You might substitute the sled leg press because you lack a sled, have knee or lower-back irritation, or prefer unilateral loading. Alternatives let you maintain glute hypertrophy and horizontal/vertical force transfer while reducing joint stress. Choose movements that preserve hip-extension range and allow progressive overload—e.g., barbell hip thrusts with a controlled eccentric and full hip squeeze to maximize gluteus maximus activation, or split squats that force single-leg stability and load the glute medius.

How to Choose the Right Substitute

Select a substitute based on available equipment, pain or injury limitations, and the movement pattern you need. If you have a barbell, choose hip thrusts and load with chains or plates; cue: press through the heels, extend hips to full lockout and maintain a tucked chin.
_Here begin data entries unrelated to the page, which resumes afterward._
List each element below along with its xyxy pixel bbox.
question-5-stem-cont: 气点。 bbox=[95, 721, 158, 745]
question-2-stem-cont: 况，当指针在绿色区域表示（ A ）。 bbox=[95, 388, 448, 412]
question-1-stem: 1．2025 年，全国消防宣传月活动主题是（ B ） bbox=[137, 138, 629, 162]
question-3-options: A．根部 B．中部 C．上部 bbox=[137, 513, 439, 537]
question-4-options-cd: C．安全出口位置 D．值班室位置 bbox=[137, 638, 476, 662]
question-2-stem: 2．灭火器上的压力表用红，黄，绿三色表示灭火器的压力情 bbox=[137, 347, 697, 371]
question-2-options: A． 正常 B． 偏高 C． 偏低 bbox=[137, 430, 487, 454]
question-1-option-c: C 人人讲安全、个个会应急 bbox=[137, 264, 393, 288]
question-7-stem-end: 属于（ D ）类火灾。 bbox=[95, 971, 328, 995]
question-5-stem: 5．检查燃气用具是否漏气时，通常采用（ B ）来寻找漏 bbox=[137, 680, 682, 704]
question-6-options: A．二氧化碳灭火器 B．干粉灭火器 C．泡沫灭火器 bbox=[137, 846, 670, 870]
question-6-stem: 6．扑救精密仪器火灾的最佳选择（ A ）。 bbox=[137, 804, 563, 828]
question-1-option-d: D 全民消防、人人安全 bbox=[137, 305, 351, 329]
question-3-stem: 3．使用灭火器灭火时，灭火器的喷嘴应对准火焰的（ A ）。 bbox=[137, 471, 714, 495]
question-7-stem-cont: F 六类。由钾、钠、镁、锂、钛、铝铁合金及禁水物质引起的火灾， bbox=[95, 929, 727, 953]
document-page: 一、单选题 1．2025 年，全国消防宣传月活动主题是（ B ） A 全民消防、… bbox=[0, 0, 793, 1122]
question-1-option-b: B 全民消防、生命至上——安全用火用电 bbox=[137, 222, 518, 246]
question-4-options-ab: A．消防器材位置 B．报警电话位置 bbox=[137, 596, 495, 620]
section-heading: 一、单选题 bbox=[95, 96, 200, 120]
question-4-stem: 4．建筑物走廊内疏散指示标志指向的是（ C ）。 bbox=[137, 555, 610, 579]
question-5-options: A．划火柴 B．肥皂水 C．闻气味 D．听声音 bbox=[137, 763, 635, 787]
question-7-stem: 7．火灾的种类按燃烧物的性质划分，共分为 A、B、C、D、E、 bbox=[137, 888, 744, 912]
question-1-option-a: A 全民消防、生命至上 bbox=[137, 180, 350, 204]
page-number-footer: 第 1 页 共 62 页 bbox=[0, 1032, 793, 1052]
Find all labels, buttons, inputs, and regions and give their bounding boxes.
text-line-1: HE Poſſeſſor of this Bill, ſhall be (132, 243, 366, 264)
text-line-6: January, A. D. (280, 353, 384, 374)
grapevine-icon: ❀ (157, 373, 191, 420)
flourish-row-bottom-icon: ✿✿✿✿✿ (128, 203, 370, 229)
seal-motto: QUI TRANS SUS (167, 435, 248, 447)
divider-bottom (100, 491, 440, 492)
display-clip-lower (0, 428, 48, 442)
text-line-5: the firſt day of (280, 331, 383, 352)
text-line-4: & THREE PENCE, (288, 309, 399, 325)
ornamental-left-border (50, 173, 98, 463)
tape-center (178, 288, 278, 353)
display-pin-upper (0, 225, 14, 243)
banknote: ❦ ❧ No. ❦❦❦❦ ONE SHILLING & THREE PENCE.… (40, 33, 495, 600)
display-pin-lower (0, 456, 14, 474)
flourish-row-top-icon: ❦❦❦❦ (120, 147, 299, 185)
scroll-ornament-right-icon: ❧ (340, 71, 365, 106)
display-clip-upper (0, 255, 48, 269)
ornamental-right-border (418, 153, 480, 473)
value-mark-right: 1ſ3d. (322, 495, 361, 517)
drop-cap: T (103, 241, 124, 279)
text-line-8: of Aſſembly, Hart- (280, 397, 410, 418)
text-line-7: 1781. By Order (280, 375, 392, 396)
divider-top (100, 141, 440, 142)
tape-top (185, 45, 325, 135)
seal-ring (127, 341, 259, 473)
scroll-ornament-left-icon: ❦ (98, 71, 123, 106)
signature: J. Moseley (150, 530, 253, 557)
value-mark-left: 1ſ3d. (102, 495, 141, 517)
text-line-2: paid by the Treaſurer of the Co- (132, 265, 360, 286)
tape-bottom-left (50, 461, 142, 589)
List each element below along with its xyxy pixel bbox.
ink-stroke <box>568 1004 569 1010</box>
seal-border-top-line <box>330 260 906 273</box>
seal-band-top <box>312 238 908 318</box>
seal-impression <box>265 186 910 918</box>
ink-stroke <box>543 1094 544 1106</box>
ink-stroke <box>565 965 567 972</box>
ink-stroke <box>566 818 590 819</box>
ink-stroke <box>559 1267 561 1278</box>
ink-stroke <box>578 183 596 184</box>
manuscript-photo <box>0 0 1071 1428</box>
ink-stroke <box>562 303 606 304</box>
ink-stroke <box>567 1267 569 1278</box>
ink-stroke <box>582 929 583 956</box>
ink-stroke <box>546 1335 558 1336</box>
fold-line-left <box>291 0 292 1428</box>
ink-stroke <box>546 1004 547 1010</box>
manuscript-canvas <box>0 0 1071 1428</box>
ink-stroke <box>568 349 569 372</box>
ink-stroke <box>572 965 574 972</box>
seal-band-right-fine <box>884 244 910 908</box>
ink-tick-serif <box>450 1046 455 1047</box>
If you need a unilateral option, pick Bulgarian split squats—keep torso upright, lower until the front thigh is parallel and push through the front heel to emphasize glute recruitment. For minimal equipment, use heavy step-ups onto a knee-high box, driving the hip up while avoiding lumbar hyperextension.

Frequently Asked Questions

What muscles does Sled 45° Leg Press (side Pov) work?

The movement primarily targets the gluteus maximus and quadriceps via combined hip extension and knee extension. Secondary muscles include the hamstrings and adductors; pushing through the heel increases posterior-chain (glute/hamstring) activation while a more midfoot emphasis shifts load to the quads.

What is the best bodyweight alternative to Sled 45° Leg Press (side Pov)?

Bulgarian split squats are the top bodyweight substitute: position the rear foot on a bench, keep your torso tall, descend until the front thigh is parallel, and drive through the front heel to maximize glute engagement. Perform slow eccentrics and add tempo or a weighted vest to increase load.

Can I build muscle without doing Sled 45° Leg Press (side Pov)?

Yes. You can achieve equal or greater hypertrophy with progressive overload on alternatives like barbell hip thrusts, Romanian deadlifts, and split squats. Focus on progressive loading, full hip extension, and deliberate time under tension to drive glute and quad growth.